Metropolis by B.A. Shapiro
Published by Algonquin Books
Publication date: May 17, 2022
Genres: Fiction, Contemporary, Mystery
A storage warehouse in Cambridge, Massachusetts hardly seems the place to play out a multi-layered suspense novel, but when Metropolis opens a body is found at the bottom of the building’s elevator shaft. As the police circle, the owners of four storage spaces disperse in an effort to keep their secrets safe. Complete strangers, they find their lives suddenly overlap in unexpected ways.
The four are not alone in having secrets. The building’s owner, Seth, and the manager, Rose, both have their own reasons for not wanting too much investigation into the building.
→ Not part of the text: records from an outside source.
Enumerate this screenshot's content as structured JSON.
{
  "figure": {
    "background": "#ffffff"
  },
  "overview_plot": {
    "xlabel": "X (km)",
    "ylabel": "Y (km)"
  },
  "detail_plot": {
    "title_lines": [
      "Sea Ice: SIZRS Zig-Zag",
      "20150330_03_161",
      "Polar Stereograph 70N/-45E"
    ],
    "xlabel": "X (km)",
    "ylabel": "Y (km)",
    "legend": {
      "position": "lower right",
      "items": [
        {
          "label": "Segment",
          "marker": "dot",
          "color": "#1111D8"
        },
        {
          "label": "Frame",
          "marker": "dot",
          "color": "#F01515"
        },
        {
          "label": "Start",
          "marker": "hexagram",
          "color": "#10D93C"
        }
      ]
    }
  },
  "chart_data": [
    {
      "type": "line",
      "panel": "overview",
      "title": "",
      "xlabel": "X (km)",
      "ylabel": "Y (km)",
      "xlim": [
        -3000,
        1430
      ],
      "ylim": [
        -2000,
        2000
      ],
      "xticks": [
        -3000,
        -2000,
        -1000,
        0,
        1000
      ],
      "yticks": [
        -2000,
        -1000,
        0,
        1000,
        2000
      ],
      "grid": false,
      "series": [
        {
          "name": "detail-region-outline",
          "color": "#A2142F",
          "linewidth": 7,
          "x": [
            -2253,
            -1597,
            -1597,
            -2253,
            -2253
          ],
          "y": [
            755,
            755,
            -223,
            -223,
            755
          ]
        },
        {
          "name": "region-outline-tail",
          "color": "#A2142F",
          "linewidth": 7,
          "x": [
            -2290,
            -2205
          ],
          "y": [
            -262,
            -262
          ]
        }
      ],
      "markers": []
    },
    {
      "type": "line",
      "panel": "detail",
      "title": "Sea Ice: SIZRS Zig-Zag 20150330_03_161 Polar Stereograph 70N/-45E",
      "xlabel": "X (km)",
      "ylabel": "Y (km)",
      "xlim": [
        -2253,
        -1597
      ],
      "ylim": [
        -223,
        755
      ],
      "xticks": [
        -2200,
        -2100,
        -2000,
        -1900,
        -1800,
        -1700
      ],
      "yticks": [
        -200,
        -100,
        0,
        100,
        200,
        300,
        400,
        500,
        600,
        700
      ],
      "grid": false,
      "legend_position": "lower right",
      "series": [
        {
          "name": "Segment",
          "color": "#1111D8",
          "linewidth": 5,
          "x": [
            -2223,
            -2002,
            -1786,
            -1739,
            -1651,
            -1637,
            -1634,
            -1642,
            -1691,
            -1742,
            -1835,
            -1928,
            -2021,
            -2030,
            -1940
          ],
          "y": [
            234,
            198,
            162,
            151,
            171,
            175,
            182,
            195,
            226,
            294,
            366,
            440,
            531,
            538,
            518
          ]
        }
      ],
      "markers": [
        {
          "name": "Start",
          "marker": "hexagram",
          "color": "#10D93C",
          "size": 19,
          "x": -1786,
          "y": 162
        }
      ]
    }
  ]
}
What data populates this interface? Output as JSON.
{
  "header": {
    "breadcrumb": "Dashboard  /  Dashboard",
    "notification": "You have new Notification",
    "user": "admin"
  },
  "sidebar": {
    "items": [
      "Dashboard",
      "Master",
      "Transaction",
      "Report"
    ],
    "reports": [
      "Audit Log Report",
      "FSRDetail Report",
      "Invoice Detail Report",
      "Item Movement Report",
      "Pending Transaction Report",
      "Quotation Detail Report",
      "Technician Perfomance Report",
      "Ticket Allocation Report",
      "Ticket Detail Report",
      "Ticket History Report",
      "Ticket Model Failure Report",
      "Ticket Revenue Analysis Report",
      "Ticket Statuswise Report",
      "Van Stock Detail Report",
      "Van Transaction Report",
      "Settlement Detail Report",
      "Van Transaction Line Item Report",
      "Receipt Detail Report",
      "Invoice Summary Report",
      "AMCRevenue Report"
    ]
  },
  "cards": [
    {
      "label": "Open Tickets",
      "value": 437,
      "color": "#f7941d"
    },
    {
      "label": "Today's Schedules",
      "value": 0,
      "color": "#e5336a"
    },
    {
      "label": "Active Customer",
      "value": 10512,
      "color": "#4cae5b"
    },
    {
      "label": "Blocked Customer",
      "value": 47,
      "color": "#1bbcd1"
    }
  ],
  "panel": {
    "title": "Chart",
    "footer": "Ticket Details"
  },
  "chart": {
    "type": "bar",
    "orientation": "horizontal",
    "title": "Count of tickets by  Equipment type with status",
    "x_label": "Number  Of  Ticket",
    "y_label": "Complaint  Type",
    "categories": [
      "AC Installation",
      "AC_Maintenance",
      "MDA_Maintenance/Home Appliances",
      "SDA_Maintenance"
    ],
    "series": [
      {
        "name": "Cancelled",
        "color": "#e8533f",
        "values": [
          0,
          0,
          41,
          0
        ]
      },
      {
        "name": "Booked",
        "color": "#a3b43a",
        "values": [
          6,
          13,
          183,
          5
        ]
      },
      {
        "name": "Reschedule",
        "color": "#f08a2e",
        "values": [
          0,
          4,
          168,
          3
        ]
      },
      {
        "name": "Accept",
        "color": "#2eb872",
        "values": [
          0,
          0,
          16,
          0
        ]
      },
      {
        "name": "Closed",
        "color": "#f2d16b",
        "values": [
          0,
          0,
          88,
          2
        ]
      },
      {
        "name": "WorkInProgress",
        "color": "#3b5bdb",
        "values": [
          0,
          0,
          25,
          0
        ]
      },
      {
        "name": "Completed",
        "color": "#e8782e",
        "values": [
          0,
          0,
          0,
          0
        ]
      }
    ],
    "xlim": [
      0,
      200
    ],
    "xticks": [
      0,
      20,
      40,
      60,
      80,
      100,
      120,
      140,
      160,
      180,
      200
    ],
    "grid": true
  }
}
For one thing, Seth has no idea that Marta, Serge, and later Liddy all live in their units and Jason uses his as his law office.
This could seem far-fetched if you’re visualizing the sprawling garage-like storage companies found in every city, but the Metropolis was built in the early 1900s as an innovation for city dwellers to store extra belongings and was designed with the look of apartments (minus windows in the interior units and plumbing). More importantly, Shapiro conjures the novel’s ambiance so adroitly it feels believable.
More importantly, author B.A. Shapiro nurtures the lives of her characters, letting each unfold onto the page in its own time. At first, we know only that Marta is working her dissertation, a small space with no windows makes a perfect darkroom for developing Serge’s photos, and Liddy misses her children who are off at boarding school. But, like matryoshka dolls, their situations and motivations are all nested and only come to light as Metropolis progresses. Their back stories are compelling in the way they feed into their present circumstances and disturbing for how real and possible they seem in today’s social and political environment. A page-turning mystery with something extra.
Like mysteries with something more? Shapiro also wrote The Art Forger, which I thoroughly enjoyed.